Исход внутренней борьбы в каком-то смысле решается внешними санкциями. Действительно, хотя она довольно независима в своем начале (то есть в вызывавших ее причинах), борьба, которая разворачивается внутри поля литературы, всегда, при удачном или неудачном исходе, зависит от связи с внешней борьбой (внутренней по отношению к полю власти или к общественному полю в целом) 14 .

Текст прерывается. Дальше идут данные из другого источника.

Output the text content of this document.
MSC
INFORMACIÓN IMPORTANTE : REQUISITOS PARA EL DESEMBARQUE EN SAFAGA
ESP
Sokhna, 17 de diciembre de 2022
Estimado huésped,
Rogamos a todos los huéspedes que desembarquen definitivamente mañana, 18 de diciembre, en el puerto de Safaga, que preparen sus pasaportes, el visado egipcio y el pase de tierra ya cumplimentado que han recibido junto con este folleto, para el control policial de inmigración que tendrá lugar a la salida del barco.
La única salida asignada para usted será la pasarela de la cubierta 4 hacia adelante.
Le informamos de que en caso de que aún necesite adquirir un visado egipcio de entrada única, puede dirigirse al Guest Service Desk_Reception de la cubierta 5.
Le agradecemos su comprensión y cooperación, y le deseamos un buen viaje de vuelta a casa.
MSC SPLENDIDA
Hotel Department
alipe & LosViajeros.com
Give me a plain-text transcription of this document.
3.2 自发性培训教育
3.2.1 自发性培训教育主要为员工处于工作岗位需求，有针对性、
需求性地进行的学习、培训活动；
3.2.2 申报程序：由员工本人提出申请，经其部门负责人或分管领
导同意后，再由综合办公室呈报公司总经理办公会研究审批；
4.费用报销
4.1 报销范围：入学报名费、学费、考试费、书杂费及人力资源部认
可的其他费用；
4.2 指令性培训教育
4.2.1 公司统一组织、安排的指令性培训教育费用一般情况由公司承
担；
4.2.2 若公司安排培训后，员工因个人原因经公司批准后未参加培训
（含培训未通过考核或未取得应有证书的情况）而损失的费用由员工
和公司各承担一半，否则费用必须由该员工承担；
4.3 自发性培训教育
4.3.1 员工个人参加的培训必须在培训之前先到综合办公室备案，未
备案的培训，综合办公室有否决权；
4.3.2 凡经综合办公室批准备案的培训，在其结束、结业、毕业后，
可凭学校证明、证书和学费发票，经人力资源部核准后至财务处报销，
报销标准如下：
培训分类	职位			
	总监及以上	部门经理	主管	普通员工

Иными словами, произведения или доминирующие идеи утверждаются не только потому, что они одержали верх в борьбе, разворачивающейся внутри литературной системы, но и потому, что они лучше приспосабливаются к общим историческим переменам; результат конфликта, имманентного всякой системе, определяется изменением горизонтов эпохи.
14
Bourdieu P. Les Regles de l’art. P. 416.
Самое удачное описание подобного соединения случайной борьбы и исторической необходимости дал Грамши в понятии гегемонии. Он заимствовал его из работ Ленина о политике и использовал его для определения неразрывной связи между силой и согласием, благодаря которой правящий класс или общественная группа добиваются того, что их идеи становятся всеобщими. Критикуя наивный макиавеллизм тех, кто сводит власть к насилию, Грамши утверждал, что всякое стабильное правительство основано на комбинации «господства» и «интеллектуального и морального руководства», силы и убеждения 15 . Вполне законно распространить это понятие на сферу культуры и применить его для объяснения того, как формируются каноны: иначе говоря, долговременную память рождает не чистое принуждение и не суд времени, а способность преобразовать вкусы группы в общие вкусы, соединяя умение навязывать определенные идеи и способность отвечать на ожидания социального тела. Произведения, авторы, формы культуры, лучше приспосабливающиеся к общим историческим изменениям, накапливают политическую энергию, которую можно потратить в борьбе за гегемонию; исход борьбы, в свою очередь, изменяет положение вещей. В долгосрочной перспективе результат крупных сражений внутри системы культуры всегда зависит от соответствия между этими конфликтами и эпохальными переменами, особенно когда явления, о которых идет речь, являются весьма масштабными: тот или иной автор может случайно попасть в школьную программу, но жанр или стиль никогда не утверждается случайно. В силу этой совокупности причин понятие гегемонии оправдывает синекдоху, на которую опираются историки культуры: нет нужды прибегать к мистике шедевров, дабы объяснить, что каноны, пусть даже рожденные чистой волей к власти, не означают лишь случайную победу одной группировки над другой.
15
См.: Gramsci A. Quaderni del carcere / A cura di V. Gerratana. Torino, 1975: Quaderno 19. § 25. Vol. III. P. 2010. См. также: Quaderno 10. § 44. Vol. II. P. 1331 и далее; Quaderno 13. § 37. Vol. III. P. 1636 и далее.